While the cases are different, Washington’s framing of Kalshi’s interface as a public health risk puts it on the same page as a growing legal movement that has put the technological “hooks” used on betting apps under the microscope.
Removal Fight Could Shape Next Phase of Case
The state of Washington wants more than a permanent injunction against Kalshi; it’s also asking for restitution, disgorgement, civil penalties, an accounting of Washington users, and recovery of the money they lost while using the app.

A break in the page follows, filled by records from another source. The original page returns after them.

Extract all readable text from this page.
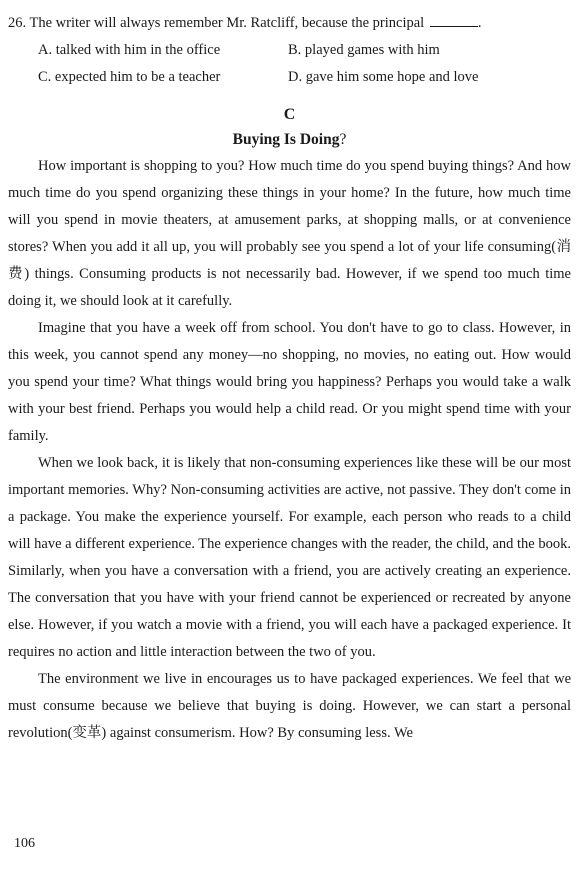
26. The writer will always remember Mr. Ratcliff, because the principal	.
A. talked with him in the office	B. played games with him
C. expected him to be a teacher	D. gave him some hope and love
C
Buying Is Doing?

How important is shopping to you? How much time do you spend buying things? And how much time do you spend organizing these things in your home? In the future, how much time will you spend in movie theaters, at amusement parks, at shopping malls, or at convenience stores? When you add it all up, you will probably see you spend a lot of your life consuming(消费) things. Consuming products is not necessarily bad. However, if we spend too much time doing it, we should look at it carefully.

Imagine that you have a week off from school. You don't have to go to class. However, in this week, you cannot spend any money—no shopping, no movies, no eating out. How would you spend your time? What things would bring you happiness? Perhaps you would take a walk with your best friend. Perhaps you would help a child read. Or you might spend time with your family.

When we look back, it is likely that non-consuming experiences like these will be our most important memories. Why? Non-consuming activities are active, not passive. They don't come in a package. You make the experience yourself. For example, each person who reads to a child will have a different experience. The experience changes with the reader, the child, and the book. Similarly, when you have a conversation with a friend, you are actively creating an experience. The conversation that you have with your friend cannot be experienced or recreated by anyone else. However, if you watch a movie with a friend, you will each have a packaged experience. It requires no action and little interaction between the two of you.

The environment we live in encourages us to have packaged experiences. We feel that we must consume because we believe that buying is doing. However, we can start a personal revolution(变革) against consumerism. How? By consuming less. We

106
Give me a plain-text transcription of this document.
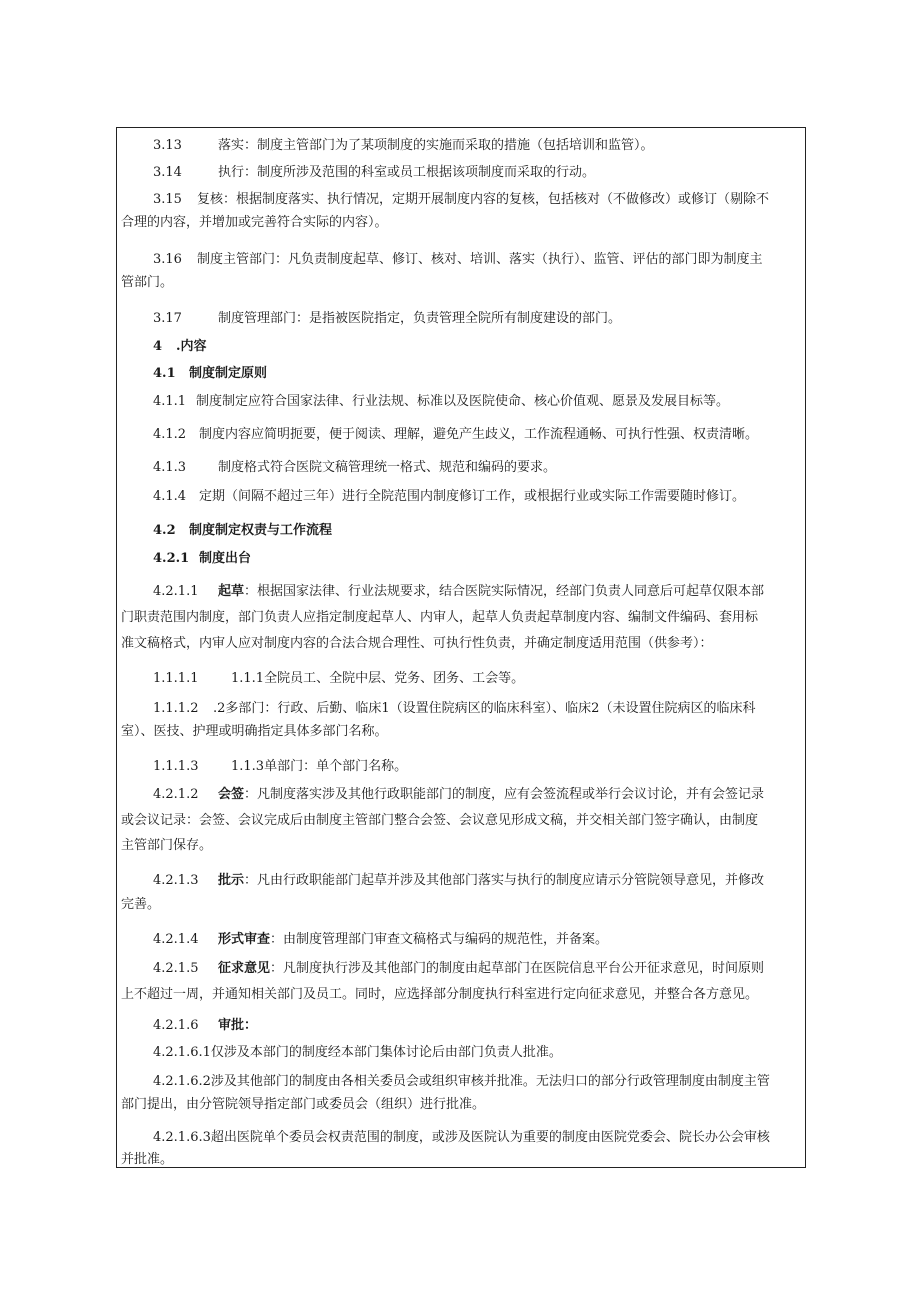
3.13	落实：制度主管部门为了某项制度的实施而采取的措施（包括培训和监管）。
3.14	执行：制度所涉及范围的科室或员工根据该项制度而采取的行动。
3.15 复核：根据制度落实、执行情况，定期开展制度内容的复核，包括核对（不做修改）或修订（剔除不
合理的内容，并增加或完善符合实际的内容）。
3.16 制度主管部门：凡负责制度起草、修订、核对、培训、落实（执行）、监管、评估的部门即为制度主
管部门。
3.17	制度管理部门：是指被医院指定，负责管理全院所有制度建设的部门。
4 .内容
4.1 制度制定原则
4.1.1 制度制定应符合国家法律、行业法规、标准以及医院使命、核心价值观、愿景及发展目标等。
4.1.2 制度内容应简明扼要，便于阅读、理解，避免产生歧义，工作流程通畅、可执行性强、权责清晰。
4.1.3 制度格式符合医院文稿管理统一格式、规范和编码的要求。
4.1.4 定期（间隔不超过三年）进行全院范围内制度修订工作，或根据行业或实际工作需要随时修订。
4.2 制度制定权责与工作流程
4.2.1 制度出台
4.2.1.1 起草：根据国家法律、行业法规要求，结合医院实际情况，经部门负责人同意后可起草仅限本部
门职责范围内制度，部门负责人应指定制度起草人、内审人，起草人负责起草制度内容、编制文件编码、套用标
准文稿格式，内审人应对制度内容的合法合规合理性、可执行性负责，并确定制度适用范围（供参考）：
1.1.1.1	1.1.1全院员工、全院中层、党务、团务、工会等。
1.1.1.2 .2多部门：行政、后勤、临床1（设置住院病区的临床科室）、临床2（未设置住院病区的临床科
室）、医技、护理或明确指定具体多部门名称。
1.1.1.3	1.1.3单部门：单个部门名称。
4.2.1.2 会签：凡制度落实涉及其他行政职能部门的制度，应有会签流程或举行会议讨论，并有会签记录
或会议记录：会签、会议完成后由制度主管部门整合会签、会议意见形成文稿，并交相关部门签字确认，由制度
主管部门保存。
4.2.1.3 批示：凡由行政职能部门起草并涉及其他部门落实与执行的制度应请示分管院领导意见，并修改
完善。
4.2.1.4 形式审查：由制度管理部门审查文稿格式与编码的规范性，并备案。
4.2.1.5 征求意见：凡制度执行涉及其他部门的制度由起草部门在医院信息平台公开征求意见，时间原则
上不超过一周，并通知相关部门及员工。同时，应选择部分制度执行科室进行定向征求意见，并整合各方意见。
4.2.1.6 审批：
4.2.1.6.1仅涉及本部门的制度经本部门集体讨论后由部门负责人批准。
4.2.1.6.2涉及其他部门的制度由各相关委员会或组织审核并批准。无法归口的部分行政管理制度由制度主管
部门提出，由分管院领导指定部门或委员会（组织）进行批准。
4.2.1.6.3超出医院单个委员会权责范围的制度，或涉及医院认为重要的制度由医院党委会、院长办公会审核
并批准。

In a post on X, sports betting and gaming attorney Daniel Wallach explained that this lawsuit “highlights one of the most important enforcement tools available to states in a state court civil enforcement action—the ability to seek monetary remedies such as restitution, disgorgement, and civil penalties assessed on a ‘per violation’ basis.”
Attorney General Brown is clearly using that as part of the state’s toolkit as it goes up against the prediction market giant, as the state seeks to recover all the money allegedly lost by Washingtonians on the platform. The filing asks the court to halt Kalshi’s conduct, force the return of unlawfully acquired money, disgorge profits, and assess civil penalties for each Consumer Protection Act violation.
However, whether Washington can ultimately secure those remedies may depend on how the jurisdiction fight plays out, especially as Kalshi argues the case belongs in federal court. The prediction market says that Washington’s claims are preempted by federal law, including the Commodity Exchange Act and the CFTC’s authority over designated contract markets.
In a separate post on X, Wallach wrote that he expects Washington to challenge the move and seek to have the case sent back to state court. He explained that to keep the case in federal court, Kalshi would need to meet the high bar for “complete preemption,” which is “exceedingly rare,” and that the Supreme Court has recognized it in only a handful of statutes.
According to Wallach, the procedural advantage currently sits with Washington. That makes this jurisdictional fight a critical early test, since it’ll determine whether Washington can continue pursuing its claims under state law or whether the case turns into a federal fight over how prediction markets are regulated.